Here’s where you should stop reading if you still want to see the film and not be spoiled by knowledge of the ending.
If you’re still reading, you won’t be surprised if I say that the whole enterprise has an anti-American feel. The film opens with an act of terrorism by what appears to be a terrifying Islamist who calls himself The Mandarin (Ben Kingsley). The Mandarin is obviously a planning genius, a scholar of world history (or at least of the works of Noam Chomsky and Howard Zinn), and a frightening foe with access to the President of the United States’ cell phone.
Except that he isn’t. As it turns out, The Mandarin, whom we are assured will shoot you in the head if you dare to look at him, is actually a drug-addled Britisher in the employ of two brilliant white scientists.

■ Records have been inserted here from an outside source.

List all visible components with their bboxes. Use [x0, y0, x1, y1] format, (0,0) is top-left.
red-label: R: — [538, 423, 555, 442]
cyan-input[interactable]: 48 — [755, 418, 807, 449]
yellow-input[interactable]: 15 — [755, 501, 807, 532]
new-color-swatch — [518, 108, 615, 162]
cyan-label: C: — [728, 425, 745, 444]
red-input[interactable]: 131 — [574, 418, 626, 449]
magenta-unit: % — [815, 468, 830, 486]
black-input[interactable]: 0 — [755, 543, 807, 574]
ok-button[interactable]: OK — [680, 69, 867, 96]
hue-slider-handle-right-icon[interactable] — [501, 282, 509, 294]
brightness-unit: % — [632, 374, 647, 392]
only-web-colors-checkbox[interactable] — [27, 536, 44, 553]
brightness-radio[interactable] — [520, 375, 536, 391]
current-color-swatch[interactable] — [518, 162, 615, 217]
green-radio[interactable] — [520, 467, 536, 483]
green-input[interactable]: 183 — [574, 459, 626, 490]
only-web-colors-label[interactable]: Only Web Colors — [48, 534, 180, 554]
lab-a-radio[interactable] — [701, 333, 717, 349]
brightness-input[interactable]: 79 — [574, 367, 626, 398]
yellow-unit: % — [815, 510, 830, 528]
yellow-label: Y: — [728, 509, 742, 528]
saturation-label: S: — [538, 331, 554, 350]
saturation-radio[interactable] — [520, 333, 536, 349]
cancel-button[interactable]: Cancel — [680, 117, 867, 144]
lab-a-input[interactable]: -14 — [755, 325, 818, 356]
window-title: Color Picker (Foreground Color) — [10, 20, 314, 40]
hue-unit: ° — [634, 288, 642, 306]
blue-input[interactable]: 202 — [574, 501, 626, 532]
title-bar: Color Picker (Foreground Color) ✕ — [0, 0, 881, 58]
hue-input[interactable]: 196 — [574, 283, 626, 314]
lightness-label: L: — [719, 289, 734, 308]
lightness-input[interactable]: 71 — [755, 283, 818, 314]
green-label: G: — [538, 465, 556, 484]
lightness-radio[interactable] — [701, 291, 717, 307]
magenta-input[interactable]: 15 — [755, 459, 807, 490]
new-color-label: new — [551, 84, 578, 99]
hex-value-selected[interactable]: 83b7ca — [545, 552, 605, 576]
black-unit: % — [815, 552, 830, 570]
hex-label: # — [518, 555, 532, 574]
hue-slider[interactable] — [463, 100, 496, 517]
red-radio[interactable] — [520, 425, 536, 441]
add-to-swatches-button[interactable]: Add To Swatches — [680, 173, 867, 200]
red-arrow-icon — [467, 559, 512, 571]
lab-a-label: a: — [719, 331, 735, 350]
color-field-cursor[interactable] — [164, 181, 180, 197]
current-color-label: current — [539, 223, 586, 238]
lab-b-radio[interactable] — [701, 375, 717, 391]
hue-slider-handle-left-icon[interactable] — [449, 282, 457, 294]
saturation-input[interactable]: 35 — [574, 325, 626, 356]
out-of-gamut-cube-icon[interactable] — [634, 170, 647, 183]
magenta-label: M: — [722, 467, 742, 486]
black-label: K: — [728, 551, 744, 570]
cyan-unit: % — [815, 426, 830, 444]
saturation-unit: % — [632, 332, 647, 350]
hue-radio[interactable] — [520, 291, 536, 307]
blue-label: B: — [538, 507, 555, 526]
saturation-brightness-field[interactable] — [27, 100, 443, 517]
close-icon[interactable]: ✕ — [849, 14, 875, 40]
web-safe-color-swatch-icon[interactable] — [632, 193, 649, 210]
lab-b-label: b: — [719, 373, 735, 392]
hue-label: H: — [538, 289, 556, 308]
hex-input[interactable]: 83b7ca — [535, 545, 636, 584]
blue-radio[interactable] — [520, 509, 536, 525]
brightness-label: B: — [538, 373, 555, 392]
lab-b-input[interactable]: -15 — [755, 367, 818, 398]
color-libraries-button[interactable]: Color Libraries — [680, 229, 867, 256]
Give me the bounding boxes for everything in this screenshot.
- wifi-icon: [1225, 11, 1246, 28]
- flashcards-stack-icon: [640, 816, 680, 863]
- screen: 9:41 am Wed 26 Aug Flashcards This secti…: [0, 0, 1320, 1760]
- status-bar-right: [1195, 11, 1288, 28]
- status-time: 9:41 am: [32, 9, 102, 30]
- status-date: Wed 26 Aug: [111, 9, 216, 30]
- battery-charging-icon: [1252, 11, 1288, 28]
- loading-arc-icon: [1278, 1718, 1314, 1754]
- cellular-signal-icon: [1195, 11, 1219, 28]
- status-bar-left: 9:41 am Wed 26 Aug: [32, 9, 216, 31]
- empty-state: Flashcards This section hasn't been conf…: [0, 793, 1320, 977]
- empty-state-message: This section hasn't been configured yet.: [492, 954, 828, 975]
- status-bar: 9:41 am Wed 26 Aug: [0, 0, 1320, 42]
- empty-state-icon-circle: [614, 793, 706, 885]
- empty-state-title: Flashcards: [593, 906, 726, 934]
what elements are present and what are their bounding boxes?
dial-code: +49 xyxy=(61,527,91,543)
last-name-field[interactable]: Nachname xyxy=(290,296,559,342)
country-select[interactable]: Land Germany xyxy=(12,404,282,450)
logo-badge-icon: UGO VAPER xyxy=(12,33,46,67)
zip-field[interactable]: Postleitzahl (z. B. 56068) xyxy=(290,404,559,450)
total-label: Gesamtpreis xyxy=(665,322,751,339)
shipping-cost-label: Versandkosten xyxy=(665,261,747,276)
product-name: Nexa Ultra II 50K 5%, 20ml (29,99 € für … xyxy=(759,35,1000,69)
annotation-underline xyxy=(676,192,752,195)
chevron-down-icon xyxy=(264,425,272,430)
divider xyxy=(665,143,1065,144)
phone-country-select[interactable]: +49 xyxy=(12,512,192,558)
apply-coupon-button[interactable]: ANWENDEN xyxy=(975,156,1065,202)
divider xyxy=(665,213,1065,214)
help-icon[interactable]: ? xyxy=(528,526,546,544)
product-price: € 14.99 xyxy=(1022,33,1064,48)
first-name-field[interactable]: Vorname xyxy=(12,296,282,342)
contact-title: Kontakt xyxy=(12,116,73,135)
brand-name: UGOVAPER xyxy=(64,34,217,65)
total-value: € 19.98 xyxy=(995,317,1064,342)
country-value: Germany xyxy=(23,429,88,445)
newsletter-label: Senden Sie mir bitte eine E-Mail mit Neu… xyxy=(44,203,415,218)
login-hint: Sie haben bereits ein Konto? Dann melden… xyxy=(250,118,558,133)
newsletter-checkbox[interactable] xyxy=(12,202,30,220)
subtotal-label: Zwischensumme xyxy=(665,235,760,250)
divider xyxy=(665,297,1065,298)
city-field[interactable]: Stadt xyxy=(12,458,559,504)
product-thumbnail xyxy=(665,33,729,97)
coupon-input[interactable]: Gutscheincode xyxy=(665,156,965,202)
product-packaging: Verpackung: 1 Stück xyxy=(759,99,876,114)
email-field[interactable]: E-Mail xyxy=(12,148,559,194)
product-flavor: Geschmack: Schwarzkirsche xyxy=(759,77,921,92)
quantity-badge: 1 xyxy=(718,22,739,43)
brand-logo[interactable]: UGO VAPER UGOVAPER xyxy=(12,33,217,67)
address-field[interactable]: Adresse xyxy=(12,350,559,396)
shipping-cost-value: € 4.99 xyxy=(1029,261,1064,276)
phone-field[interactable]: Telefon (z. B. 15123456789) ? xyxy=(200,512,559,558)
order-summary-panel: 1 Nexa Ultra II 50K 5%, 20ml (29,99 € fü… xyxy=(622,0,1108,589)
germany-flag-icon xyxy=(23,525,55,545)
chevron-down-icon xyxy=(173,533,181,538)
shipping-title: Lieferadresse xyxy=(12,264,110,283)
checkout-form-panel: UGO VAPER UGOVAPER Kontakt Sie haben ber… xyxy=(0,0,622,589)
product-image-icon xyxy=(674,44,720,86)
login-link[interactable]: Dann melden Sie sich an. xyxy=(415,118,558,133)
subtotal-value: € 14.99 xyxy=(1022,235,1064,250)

He explains to Tony Stark that he has been wooed by a steady stream of hallucinogenics and women. He is, in short, an idiot.
This isn’t much of a twist. As you’ll recall if you saw the first Iron Man, the Islamist terrorists who originally bomb Tony Stark’s convoy, the Ten Rings, do so at the behest of another white warmonger, Obadiah Stane (Jeff Bridges). This is a well-worn plot device. In 24, Islamist terrorists routinely act on the orders of some white, European oligarchy of evil. When Hollywood produced The Sum of All Fears, they went so far as to replace the novel’s Palestinian terrorists with neo-Nazis out to set off nukes.
There are three forces at work in Hollywood’s resistance to naming Islamic terror for what it is. The first is simple anti-Americanism. Some folks in Hollywood have been so steeped in Zinn-type history that they think that Islamic terrorists are largely justified in their dislike for the United States, and are therefore loathe to cast them as the black hats in the movies. This is the Matt Damon (Green Zone), George Clooney (Syriana) philosophy of foreign policy.
The second rationale for burying Islamic terrorism is political correctness. Political correctness dictates that all cultures are created equal and are morally equivalent. That means that if we’re seeing more Islamist terrorism than Swedish terrorism in the world, it’s just because we’re putting too much focus on Islamic terrorism, which we encourage by noticing it. As MSNBC’s Chris Matthews stated a couple of weeks ago, “All we do is kill Arabs on international television. I think that might have something to do with jihad.”
The third rationale is the most nefarious: the soft bigotry of low expectations for Islamic terrorists. According to many on the left, they can’t be that competent or that scary. They can’t be good at terrorism. They’re Arabs, after all, and if they are successfully evil it’s probably some sinister white person in the background directing the action.
Whatever the rationale, Iron Man 3 buys into it. And it does so with alacrity. Not only does the film label Islamic terrorism a non-threat, it mocks expressions of patriotism (Don Cheadle’s Iron Patriot is derided as an idiotic knockoff of Iron Man, and foolishly breaks down random doors in Pakistan when the real villains are in that terrorism hotspot, Miami). The real threat of terrorism, says Hollywood, lies in all of us. It lies in our frustrations and our anger.